The June 2018 bomb plot was a new diversion from other terrorist activities in Europe. Before that incident, proxy groups like Hezbollah were involved in carrying out terrorist attacks. These proxy groups are financed and controlled from Iran, but Iran has always been able to hide behind the groups it was aiding and abetting. With the Villepinte attack, it would have been the first time that an Iranian diplomat, Assadollah Assadi, was directly involved. Assadi and his two accomplices are currently undergoing a trial in Belgium related to their bomb attempt.

It is odd that European governments should adopt such a conciliatory attitude towards the Iranian regime despite the fact that this terrorist attempt was planned and carried out by operatives of the Iranian Ministry of Intelligence and Security (MOIS). A Belgian police spokesperson said that most of the personnel working at the Iranian consulate in Belgium are in fact working for the Iranian intelligence service. This is not an isolated example of how Iran’s diplomatic services operate elsewhere in the world. Wherever they have strategic interests, the diplomatic corps is in actively working to further Iran’s ambitions as nuclear power and regional hegemonist.
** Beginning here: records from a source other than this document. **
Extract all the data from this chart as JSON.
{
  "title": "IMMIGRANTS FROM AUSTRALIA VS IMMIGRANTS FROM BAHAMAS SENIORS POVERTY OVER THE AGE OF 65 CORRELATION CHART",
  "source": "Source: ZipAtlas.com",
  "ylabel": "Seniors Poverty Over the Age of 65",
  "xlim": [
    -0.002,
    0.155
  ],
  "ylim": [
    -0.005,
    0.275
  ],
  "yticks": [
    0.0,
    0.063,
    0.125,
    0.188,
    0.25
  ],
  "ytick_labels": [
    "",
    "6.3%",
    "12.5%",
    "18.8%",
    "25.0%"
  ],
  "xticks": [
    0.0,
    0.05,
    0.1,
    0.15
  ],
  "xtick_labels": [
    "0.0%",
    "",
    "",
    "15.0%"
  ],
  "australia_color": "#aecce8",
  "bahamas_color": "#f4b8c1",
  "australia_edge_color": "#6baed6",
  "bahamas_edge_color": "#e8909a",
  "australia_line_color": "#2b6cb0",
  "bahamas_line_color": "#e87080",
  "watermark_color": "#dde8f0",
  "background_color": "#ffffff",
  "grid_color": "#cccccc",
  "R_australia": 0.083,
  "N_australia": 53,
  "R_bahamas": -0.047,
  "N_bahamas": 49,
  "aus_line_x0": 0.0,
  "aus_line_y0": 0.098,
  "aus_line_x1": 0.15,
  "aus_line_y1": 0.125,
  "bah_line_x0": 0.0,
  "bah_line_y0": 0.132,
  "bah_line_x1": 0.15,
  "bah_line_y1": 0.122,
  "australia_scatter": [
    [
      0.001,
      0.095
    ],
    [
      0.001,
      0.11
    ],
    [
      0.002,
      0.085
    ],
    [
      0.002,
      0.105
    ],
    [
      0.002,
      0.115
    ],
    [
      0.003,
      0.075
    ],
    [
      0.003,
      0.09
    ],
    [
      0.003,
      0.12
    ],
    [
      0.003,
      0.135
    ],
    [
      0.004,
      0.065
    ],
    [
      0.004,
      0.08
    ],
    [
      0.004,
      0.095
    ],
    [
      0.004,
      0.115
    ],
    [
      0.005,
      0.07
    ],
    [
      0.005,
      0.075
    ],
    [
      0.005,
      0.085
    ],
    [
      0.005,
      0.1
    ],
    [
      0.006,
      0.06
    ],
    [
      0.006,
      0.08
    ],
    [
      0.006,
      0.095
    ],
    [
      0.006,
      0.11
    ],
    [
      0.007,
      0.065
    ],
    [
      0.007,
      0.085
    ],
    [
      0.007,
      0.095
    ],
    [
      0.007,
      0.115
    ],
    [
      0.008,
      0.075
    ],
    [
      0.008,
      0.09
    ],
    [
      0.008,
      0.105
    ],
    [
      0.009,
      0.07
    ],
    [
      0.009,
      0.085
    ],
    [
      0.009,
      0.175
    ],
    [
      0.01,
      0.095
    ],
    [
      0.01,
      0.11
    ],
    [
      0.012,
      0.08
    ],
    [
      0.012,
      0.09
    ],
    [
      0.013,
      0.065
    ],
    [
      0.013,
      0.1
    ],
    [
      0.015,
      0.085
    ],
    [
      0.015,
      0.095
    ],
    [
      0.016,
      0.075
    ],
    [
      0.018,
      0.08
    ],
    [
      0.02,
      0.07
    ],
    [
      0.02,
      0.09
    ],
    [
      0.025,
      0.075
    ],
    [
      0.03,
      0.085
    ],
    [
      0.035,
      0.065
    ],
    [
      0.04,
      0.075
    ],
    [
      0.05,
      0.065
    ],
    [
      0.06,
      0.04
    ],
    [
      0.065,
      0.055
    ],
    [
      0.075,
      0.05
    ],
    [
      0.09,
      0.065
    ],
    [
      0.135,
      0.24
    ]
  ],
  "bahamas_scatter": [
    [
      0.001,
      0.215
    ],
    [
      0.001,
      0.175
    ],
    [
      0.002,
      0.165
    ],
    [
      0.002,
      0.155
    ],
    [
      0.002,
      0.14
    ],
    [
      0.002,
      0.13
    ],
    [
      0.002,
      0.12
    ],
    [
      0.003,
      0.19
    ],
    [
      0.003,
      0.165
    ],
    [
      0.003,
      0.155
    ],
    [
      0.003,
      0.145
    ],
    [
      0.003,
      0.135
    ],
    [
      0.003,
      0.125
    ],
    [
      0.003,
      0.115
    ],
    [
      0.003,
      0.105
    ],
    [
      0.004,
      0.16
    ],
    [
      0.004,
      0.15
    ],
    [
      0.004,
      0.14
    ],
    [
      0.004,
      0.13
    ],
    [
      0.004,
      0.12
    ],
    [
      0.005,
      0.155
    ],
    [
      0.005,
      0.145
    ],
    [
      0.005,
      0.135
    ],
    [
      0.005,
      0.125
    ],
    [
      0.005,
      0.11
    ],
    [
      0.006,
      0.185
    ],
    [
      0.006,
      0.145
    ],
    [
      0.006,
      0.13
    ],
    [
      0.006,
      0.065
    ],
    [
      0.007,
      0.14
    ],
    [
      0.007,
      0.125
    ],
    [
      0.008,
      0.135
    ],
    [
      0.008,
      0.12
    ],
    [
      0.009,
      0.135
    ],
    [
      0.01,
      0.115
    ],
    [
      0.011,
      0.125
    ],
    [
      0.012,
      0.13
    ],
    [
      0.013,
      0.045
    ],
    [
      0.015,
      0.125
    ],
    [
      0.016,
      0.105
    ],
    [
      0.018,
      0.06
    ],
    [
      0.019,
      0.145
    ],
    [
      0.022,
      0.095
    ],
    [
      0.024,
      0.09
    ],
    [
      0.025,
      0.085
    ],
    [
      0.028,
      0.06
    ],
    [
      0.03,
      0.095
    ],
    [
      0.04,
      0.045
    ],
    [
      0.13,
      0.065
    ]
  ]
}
The recent uprisings in Iran have revealed increasing unrest and discontent within the Iranian population. Tehran is desperate to show its strength by behaving belligerently outside its borders, as well as displaying callousness and oppression within Iran itself towards its own people. European governments should be on guard against any further attacks carried out on behalf of the Iranian regime. This is a constant danger until Iranians achieve regime change within their own country or Europe displays a more assertive attitude towards the regime in Tehran.